Last year I went traveling for the first time. (still waiting to get back out there) First city I got to was Lake city Fl, I'm horrible with names but I remember this real cool lady who I met at a gas station. She ended up showing me all the best spots to spange, fly signs, and sleep. She also brought me to the local soup kitchen where i met a bunch of other really cool people. Then in some other sketch as fuck town this priest i met set me up with a motel room. The following morning I left for the next town and this dude rolled up in a van and asked if i needed ride. My destination was OKC, and he was going to cali. Dude got me a fucking awesome meal at waffle house and drove me all the way out to south houston texas . Then there was this church goer, i met him after I got stuck in north houston. he kicked down 40 bucks, bought me lunch and a bus ticket to Oklahoma city.
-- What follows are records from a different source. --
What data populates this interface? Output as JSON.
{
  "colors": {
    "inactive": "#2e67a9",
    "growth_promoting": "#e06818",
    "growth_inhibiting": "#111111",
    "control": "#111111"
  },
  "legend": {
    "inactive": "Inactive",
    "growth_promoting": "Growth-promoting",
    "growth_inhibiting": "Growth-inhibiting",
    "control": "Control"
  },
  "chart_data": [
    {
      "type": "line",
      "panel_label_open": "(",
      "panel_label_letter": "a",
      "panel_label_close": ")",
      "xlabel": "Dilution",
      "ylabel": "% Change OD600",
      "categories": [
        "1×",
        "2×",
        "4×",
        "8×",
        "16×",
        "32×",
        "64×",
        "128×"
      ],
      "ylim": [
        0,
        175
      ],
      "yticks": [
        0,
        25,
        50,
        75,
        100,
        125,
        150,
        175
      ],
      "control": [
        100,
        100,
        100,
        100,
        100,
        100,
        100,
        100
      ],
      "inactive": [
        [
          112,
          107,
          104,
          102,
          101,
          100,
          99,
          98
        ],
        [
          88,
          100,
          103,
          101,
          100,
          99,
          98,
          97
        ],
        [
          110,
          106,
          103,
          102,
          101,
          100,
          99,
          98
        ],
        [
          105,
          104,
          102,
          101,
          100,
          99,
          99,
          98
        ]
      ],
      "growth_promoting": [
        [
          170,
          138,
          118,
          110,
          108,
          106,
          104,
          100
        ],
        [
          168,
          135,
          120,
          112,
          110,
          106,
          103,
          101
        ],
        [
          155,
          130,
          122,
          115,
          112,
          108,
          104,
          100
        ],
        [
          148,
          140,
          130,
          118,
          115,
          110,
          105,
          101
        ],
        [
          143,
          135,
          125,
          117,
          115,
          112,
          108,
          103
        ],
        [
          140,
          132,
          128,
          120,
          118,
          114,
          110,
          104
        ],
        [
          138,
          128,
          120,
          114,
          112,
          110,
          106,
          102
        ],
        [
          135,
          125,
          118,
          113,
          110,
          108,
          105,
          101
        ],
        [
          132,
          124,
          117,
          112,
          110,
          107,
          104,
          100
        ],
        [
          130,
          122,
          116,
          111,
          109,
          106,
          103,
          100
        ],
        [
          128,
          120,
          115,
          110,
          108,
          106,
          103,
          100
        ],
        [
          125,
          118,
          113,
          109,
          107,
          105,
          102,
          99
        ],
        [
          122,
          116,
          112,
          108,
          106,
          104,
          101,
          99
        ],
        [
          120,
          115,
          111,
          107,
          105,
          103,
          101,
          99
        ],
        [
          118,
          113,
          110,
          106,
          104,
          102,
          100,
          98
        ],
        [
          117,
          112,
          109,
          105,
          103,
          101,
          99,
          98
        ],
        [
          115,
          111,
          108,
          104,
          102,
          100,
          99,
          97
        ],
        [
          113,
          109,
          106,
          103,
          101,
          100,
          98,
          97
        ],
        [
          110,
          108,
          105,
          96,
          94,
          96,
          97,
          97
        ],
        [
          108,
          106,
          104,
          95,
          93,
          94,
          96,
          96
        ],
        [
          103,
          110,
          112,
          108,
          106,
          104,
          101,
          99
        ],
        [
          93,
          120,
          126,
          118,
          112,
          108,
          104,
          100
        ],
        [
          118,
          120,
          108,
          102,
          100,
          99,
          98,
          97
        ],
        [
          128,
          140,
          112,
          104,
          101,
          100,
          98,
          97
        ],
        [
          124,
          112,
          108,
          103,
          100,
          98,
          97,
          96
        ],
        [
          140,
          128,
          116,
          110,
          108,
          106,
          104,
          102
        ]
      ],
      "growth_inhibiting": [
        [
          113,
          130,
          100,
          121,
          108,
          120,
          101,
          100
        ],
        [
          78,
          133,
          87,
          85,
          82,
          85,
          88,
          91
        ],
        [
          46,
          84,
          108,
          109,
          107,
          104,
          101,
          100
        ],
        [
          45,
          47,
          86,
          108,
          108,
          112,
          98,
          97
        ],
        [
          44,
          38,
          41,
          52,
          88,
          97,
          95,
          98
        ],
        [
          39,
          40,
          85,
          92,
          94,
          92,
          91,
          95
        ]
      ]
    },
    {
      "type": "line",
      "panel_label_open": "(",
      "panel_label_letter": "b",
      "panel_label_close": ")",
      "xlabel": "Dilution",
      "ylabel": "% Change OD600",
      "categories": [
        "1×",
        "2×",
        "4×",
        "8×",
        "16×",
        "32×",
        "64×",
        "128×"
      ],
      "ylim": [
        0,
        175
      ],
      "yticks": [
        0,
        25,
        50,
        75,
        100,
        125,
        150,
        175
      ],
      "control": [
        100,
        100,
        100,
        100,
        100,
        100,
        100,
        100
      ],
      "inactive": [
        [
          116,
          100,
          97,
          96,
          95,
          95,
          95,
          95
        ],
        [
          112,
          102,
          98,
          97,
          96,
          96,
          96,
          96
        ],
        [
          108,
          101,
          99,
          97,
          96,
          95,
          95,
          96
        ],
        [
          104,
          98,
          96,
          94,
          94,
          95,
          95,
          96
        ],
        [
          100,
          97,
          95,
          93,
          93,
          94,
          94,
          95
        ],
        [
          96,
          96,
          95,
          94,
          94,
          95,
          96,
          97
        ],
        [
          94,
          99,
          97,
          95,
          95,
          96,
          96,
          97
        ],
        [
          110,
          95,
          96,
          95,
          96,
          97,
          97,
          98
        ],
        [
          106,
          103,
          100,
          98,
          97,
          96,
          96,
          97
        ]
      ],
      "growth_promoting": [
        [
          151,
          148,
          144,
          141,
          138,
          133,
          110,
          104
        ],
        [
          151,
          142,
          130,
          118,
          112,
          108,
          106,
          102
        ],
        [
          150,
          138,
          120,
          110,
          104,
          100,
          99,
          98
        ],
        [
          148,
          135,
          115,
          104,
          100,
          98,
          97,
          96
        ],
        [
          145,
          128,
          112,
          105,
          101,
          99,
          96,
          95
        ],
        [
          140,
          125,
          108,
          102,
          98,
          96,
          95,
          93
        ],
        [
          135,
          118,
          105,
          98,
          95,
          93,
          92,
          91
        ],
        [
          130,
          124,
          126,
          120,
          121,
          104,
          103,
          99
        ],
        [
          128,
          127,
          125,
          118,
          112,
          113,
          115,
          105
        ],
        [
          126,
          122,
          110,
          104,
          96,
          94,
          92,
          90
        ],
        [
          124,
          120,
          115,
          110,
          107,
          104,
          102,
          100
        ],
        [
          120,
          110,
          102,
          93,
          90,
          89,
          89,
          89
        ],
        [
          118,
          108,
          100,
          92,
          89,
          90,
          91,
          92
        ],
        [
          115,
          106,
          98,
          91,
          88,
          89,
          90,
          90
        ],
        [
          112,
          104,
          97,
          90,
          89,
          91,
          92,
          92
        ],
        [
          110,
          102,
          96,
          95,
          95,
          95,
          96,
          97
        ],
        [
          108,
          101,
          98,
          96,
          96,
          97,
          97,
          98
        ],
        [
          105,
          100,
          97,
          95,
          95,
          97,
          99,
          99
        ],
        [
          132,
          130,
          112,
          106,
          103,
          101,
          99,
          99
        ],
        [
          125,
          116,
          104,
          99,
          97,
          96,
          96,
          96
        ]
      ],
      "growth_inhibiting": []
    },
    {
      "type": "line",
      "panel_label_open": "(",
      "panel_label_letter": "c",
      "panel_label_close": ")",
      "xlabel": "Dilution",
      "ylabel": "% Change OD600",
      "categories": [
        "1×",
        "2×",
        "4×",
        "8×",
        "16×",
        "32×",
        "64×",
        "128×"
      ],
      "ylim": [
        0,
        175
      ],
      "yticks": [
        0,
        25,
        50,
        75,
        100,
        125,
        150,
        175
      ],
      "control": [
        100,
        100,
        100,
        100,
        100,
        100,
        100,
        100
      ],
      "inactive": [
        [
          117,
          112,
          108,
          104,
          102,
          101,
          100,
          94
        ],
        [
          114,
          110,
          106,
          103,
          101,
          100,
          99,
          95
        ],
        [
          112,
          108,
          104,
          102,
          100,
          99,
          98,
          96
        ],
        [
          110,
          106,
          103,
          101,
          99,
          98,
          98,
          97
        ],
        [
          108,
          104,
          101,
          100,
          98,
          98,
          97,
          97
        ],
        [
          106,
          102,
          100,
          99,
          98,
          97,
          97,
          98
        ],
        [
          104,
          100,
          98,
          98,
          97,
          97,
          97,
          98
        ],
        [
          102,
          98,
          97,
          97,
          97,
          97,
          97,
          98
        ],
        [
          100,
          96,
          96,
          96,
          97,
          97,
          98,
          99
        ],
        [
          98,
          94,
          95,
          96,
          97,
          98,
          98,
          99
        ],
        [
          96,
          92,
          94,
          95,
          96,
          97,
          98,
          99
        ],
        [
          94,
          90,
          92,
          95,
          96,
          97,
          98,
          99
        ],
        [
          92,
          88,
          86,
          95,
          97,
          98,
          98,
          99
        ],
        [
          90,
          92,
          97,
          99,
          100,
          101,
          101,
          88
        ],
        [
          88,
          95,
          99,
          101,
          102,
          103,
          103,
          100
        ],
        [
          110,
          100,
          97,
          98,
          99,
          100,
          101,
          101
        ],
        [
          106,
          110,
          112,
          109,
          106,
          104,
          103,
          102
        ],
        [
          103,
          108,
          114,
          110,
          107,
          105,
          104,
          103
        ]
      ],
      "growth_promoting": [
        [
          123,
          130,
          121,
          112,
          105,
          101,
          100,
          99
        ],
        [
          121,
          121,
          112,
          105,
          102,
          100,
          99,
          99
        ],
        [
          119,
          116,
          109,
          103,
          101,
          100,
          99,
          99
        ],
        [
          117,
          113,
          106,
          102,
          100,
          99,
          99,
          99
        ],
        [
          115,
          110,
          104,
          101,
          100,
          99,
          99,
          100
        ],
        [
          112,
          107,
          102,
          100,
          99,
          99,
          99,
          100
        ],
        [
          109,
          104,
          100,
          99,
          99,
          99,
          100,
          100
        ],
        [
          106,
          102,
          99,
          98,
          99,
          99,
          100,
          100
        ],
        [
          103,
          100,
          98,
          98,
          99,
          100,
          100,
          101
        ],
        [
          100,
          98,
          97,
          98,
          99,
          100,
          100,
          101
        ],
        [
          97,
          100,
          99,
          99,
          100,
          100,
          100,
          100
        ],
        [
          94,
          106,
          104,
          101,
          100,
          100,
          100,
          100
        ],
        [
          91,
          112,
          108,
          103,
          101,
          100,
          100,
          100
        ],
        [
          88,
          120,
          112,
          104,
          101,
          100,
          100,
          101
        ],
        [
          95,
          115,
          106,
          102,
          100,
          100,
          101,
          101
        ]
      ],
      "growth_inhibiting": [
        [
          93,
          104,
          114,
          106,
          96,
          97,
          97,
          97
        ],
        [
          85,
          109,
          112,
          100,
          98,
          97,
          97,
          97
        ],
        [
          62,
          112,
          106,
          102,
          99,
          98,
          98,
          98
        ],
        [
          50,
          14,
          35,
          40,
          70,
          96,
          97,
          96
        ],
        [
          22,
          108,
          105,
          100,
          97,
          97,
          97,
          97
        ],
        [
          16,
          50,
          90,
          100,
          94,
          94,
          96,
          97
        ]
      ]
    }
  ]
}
While in okie, I was in a shit situation and this awesome family took me in for like 2 weeks until I got enough money to get to my friends city. Grateful forever, never ganna forget any of those people. 
I'd say it was all beginners luck, but I'm glad i met all those people. Made my life a hell of a lot easier.


----------



## railroadron (Mar 1, 2012)

another moment where kindness has etched itself into permanent recollection was back in 1986 when i was on a piggy headed to Salt Lake city. We d pulled into Portola and off the main for some reason which meant we d probably be there for awhile. Remembering there was a place called "dry Dock" right close to the tracks that would load anyone down with groceries who stopped by. Especially those who were "through towners" as they called us. I decided to go for it and got off the train setting my gear on the ground next to the car we were all riding..of course back then it was still mostly ex WP employees who were pretty kind to us tramps back then. Coming out of dry dock just loaded down with grub I discovered the train began rolling and was heading out so I picked up the pace and reached my gear just as the crummy (caboose) was about 5 car lengths away. Setting the bags down in obvious disgust a pick up truck still bearing the WP logo pulled up and the yard worker said get in the back of the truck and I ll get you back on..following the instructions we took off and matched the speed of the train right in front of the yard office and he allowed me to transfer gear and goodies back on. That dude rocks to this day.


----------



## wizehop (Mar 1, 2012)

railroadron said:


> ..broke air and power disappeared into the frigid night. Talk about desolate!!


 

FUck man I felt that as I read it. Been there a few times. worst part is wondering when you'll get out.


----------



## sparrow (Mar 5, 2012)

Shortly after rainbow nationals in '09 Ryan, Wes, and I were hitching outta OKC and got picked up by a guy and his dad in a flatbed (such a fun ride). The guy drove us to Owasso, OK, just outside of Tulsa on the other side of the Oklahoma turnpike, bought all three of us dinner, and put us up in a Best Western. The next morning, he picks us up and drives us another few hours into Missouri, feeding us the entire way. Turns out the fella was an off-duty cop and ran a street mission. A tad Rad, I must say.


----------



## soapybum (Mar 6, 2012)

Met this dude in his late 30's from arkansas, think his name was Charles, he was the epitome of a handyman. Plumbing, electric, masonry, carpentry, you name it and he was good at it, he just traveled around in his service truck doin handyman work. Was one of the few respectable people I've met on the road.


----------



## Kim Chee (Mar 6, 2012)

I've met a ton of great people on the road. Sad thing is, the memory of them isn't what I tend to remember. What I remember happens to be the crapstains I meet. 
I still appreciate all of those nice people and what they have done. Sometimes, the nicest thing I think a person can do is give me a ride.


----------



## joaquim33 (Mar 6, 2012)

i met a real nice couple in cheyenne last summer and i'm posting it on here just in case they happen to be on here and recognize themselves.
i forgot their names,
they were from roseville, had three dogs, travelling at a very slow pace, shared their granola and coconut juice with me, and then we all played music together . fella played banjo, lady played saw. then we stayed up late drinkin beer and having good conversation till i hopped out. it was a charming experience with a very sweet couple. who were you guys? will we ever meet again? i wish i'd hung out another day and we coulda busked together. fella told me to find his uncle in roseville who has a garden i could eat outta.


----------



## Rager (Mar 30, 2012)

drunk sitting on Decatur st. couple years ago..had suit kickdown 362.00 and a job if i ever come to DC and wanna settle down...made me feel like i just got done with a job interview...he said i had alot of potential and outstanding leadership qualities...that part threw me off which is why i remember it to this day...nola has its perks now n then


----------